By Wang Juan Source:Global Times Published: 2017/11/19 20:28:39

Illustration: Luo Xuan/GT


Gold prices have risen more slowly in China than in the global market this year. As of Tuesday, the price of international spot gold had risen by 11.14 percent since the start of the year, while the domestic gold price rose by only 3.83 percent. And in China, gold prices have been on a downtrend since September. Why has there been such a difference in the global and domestic gold markets?

The first reason is the tightening of global monetary policy, with major central banks such as the Bank of England and the Bank of Canada raising rates in September. We can see there has been a normalization following years of slack monetary policy designed to boost growth.

In October, the US Federal Reserve started a program of substantial reduction in asset purchases and the European Central Bank also announced a reduction of its bond-buying program.

Second, inflation is gradually picking up. In the US, the wage level rose in September. And a recent batch of economic indicators have pointed to growing strength in the US economy. In addition, international oil prices increased sharply in September and October, so the inflation rate is expected to continue rising.

In the second and third quarters, gold demand dropped. The global gold demand in the third quarter totaled 915 tons, down 9 percent year-on-year, of which the total demand for gold ornaments experienced a 3.2 percent year-on-year decline. This was due to a large extent to changes in the Indian market, with tax system and regulatory changes in India affecting the country's gold consumption. Besides, the aggregate gold investment fell 28 percent year-on-year, mainly because global stock markets, especially the US stock market, have been stronger this year, encouraging investors to put their money into riskier assets with higher potential returns.

The rise in US interest rates and increasing inflation also had the effect of strengthening the US dollar and this weighed on gold prices as well.

As for the remainder of this year, market watchers are waiting to see if the Federal Reserve will hike rates again in December. But even if it does, the negative impact on gold prices is getting weaker. It is estimated that even if US interest rates are raised in December, the drag on gold will have been digested by the market in advance. A greater threat to gold will be the potential tax reform in the US. However, given the various obstacles the policy is facing, the tax reform may not happen.

Currently, turmoil in Saudi Arabia is also causing market fluctuations. This has pushed up oil prices to the highest level in over two years, and has also lead to risk aversion in the global market, which has provided some support for gold.

In terms of supply and demand, although global gold demand decreased in the third quarter, supply has also fallen by 25 percent, partly because the world's major mines have cut production in 2017. Due to the current mining situation, a relatively steep decline in gold production will be seen in the next five to 10 years.

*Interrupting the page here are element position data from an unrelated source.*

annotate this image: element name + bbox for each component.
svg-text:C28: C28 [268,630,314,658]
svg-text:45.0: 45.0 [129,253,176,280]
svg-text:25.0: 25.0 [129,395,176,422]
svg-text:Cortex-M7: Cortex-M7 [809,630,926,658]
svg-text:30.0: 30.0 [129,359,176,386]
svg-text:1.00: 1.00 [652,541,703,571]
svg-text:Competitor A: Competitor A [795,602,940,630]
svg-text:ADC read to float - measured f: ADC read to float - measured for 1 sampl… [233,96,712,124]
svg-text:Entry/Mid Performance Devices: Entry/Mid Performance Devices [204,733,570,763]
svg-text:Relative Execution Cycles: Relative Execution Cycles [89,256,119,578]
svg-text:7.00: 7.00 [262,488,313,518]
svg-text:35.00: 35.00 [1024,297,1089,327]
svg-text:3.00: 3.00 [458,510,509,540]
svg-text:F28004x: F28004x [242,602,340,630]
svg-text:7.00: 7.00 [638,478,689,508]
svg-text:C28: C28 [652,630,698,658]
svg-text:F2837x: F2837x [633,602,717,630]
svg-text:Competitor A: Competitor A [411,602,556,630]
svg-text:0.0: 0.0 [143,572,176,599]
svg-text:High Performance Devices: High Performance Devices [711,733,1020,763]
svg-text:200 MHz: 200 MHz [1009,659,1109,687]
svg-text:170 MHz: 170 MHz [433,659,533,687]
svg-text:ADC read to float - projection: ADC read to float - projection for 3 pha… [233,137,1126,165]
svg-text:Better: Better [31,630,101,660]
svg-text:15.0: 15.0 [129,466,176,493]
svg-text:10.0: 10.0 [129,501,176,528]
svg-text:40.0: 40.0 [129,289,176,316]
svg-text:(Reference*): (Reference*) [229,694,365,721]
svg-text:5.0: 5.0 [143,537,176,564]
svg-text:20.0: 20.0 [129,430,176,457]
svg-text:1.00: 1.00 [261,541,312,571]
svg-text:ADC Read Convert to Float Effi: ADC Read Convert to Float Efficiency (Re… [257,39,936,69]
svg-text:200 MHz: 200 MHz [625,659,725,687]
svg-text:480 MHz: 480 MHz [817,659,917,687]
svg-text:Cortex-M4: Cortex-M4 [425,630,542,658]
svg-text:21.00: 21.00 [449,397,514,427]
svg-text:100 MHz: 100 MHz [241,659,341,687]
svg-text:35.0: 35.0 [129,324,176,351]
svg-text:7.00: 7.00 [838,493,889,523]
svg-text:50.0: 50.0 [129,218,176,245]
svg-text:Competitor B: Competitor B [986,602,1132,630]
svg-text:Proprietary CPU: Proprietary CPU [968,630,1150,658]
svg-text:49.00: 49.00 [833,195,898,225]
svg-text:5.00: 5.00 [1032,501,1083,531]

In the third quarter of 2017, the gold reserves of global central banks rose by a total of 111 tons, an increase of 25 percent. Nine-tenths of the purchases were conducted by buyers like Russia, Turkey and Kazakhstan. According to official statistics, China stopped buying gold this year, and the nation's current gold reserves are equivalent to only 2.4 percent of its foreign exchange reserves. As this amount is relatively small, it is estimated that China will bolster its gold reserves at some point next year.

Generally, in the short term, two major factors will affect the gold market. The first is the possible negative influence from US policy, and the second might be support deriving from the unstable Saudi political situation. This makes it hard to predict what will happen with gold prices, currently. However, the favorable conditions offered by overall supply and demand will continue to provide support for gold prices in the medium to long term. In my opinion, international spot gold is not likely to fall below $1,200 per ounce. In terms of further expectations, I believe there may be a continued slow rising trend in gold prices.

The author is a nonferrous metals analyst with Guoyuan Futures.